PROFESSIONAL REVIEWS
IT WAS AMAZING
"I know from personal experience that a lone balloonist stands out as unusual in a crowd with stories of their exploits. However, it takes a Ruth E. Wilson to stand out among balloonists. The Australian’s sparkling eyes and broad smile welcome strangers as much as her fascinating career. Her story in her memoir Conquering Clouds I (Shawline Publishing Group) will captivate you from beginning to end. From a poor Australian family that struggled for years to a world-renowned hot air and gas balloonist, Ruth’s is a story of adventure and perseverance.
Born to a single woman toward the end of World War II who bore a son a year later and who struggled to provide for her children, Ruth lived with her grandparents for a while and her brother was sent to a foster home. “The terminology ‘love child’ was nowhere to be heard of. ‘Bastard’ was more prevalent,” she writes. When she was three, her mother married, and her husband adopted the children. Ruth would be well into adulthood before she learned that the man she knew as Dad was not her biological father. “I had my birth father’s name…I had to find him.” The search lasted the rest of her life.
Like so many women of the era, Ruth married and had two children. “I had left the poverty and unhappiness of my childhood behind for a better life, one with a bright home, two beautiful children and a husband who provided well. I should have been happy, but I couldn’t shake the gnawing feeling something was missing.”
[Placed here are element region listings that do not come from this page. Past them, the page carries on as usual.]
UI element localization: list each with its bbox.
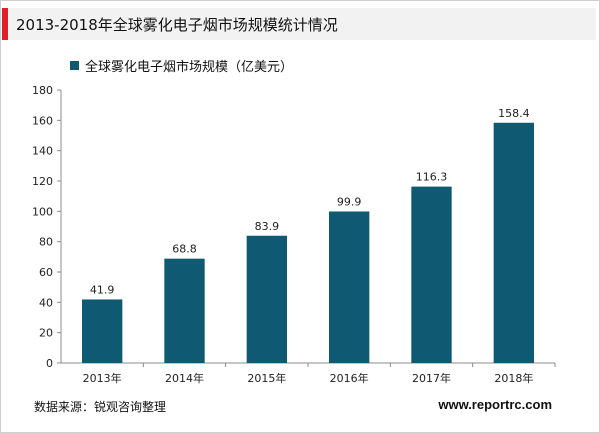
bar [164,258,205,363]
data-label: 83.9 [255,220,280,233]
data-label: 41.9 [90,283,115,296]
x-tick-label: 2018年 [494,371,533,385]
data-label: 68.8 [172,243,197,256]
page-title: 2013-2018年全球雾化电子烟市场规模统计情况 [16,16,338,34]
y-tick-label: 40 [39,296,53,309]
data-label: 99.9 [337,195,362,208]
data-label: 116.3 [416,171,448,184]
bar [246,235,288,363]
data-source-note: 数据来源：锐观咨询整理 [34,400,167,414]
y-tick-label: 180 [32,84,53,97]
bar [81,299,123,363]
y-tick-label: 80 [39,236,53,249]
legend-swatch [70,60,79,70]
data-label: 158.4 [498,107,530,120]
chart-legend: 全球雾化电子烟市场规模（亿美元） [70,57,294,75]
y-tick-label: 0 [46,357,53,370]
website-watermark: www.reportrc.com [438,397,552,412]
y-tick-label: 160 [32,114,53,127]
x-tick-label: 2016年 [330,371,369,385]
x-tick-label: 2017年 [412,371,451,385]
bar [493,122,535,363]
y-tick-label: 120 [32,175,53,188]
bar [328,211,370,363]
y-tick-label: 140 [32,145,53,158]
title-bar: 2013-2018年全球雾化电子烟市场规模统计情况 [2,8,596,40]
x-tick-label: 2014年 [165,371,204,385]
x-tick-label: 2015年 [247,371,286,385]
bar [411,186,452,363]
x-tick-label: 2013年 [83,371,122,385]
y-tick-label: 100 [32,205,53,218]
y-tick-label: 60 [39,266,53,279]
y-tick-label: 20 [39,327,53,340]
title-accent-bar [2,8,8,40]
legend-label: 全球雾化电子烟市场规模（亿美元） [85,59,294,75]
Her husband’s career advancements saw the family living in America, Japan, and New Zealand before they returned to Australia. Each move opened the possibility of something that “would squash the feelings of emptiness that sometimes took hold of me.” She fulfilled her duties as wife, mother, and hostess. Baptized a Methodist as a child, she had no structural religious upbringing, but in Japan, she became curious about the eastern religions, Shinto and Buddhism. Her spiritual life grew as she learned to interpret her dreams, experienced out-of-body events, and learned to read Tarot cards. She began writing for an English-language paper which opened her world to more new experiences.
One of the stories took her to Jim Greig, a balloonist. “’What’s a balloonist?” I asked. Who knew that my life would be changed by one casual question?” And so it began. It was the early 1970s and ballooning worldwide was in its infancy, perhaps more so in Australia as the earliest equipment had no instruments. (European and American balloons had temperature and altitude gauges.) Ruth was irretrievably hooked. Her stories of learning to fly, meeting other balloonists and eventually becoming an organizer of events, if there were balloons around, Ruth was bound to be there.
One of her crowning achievements was organizing a fly-drive event across the country – The Trans-Australian Balloon Challenge – to celebrate the country’s bicentennial. It was spectacular. What a way of visiting parts of Australia tourists never see, meeting people in the Outback who welcomed us with open arms. In Kimba, for example, a local said the balloons were the biggest event to hit the town since water had been piped in some years earlier.
Ruth and her husband, Kevin, raised two wonderful boys, Mark and Grant, both of whom became accomplished balloonists, but the marriage did not last, though they co-parented well.
Ruth flew in some of the best-known balloon events in the world: Chateau d’Oeux in Switzerland, Battle Creek, Michigan, Albuquerque, New Mexico, Dubai, Japan, Canada and, of course, all over her home country. While her ballooning life was fulfilling, two of her greatest dreams eluded her: her search for a life partner and the search for her biological father.
Ruth writes that she shared her stories “some challenging, some joyful and others borne of pain that may have forged by evolving spirit…Sure, my fascination for the sky has brought me much pain and loss…but it’s given me power, self-knowledge, independence, and, above all freedom.”
Plan on staying up late to finish this book."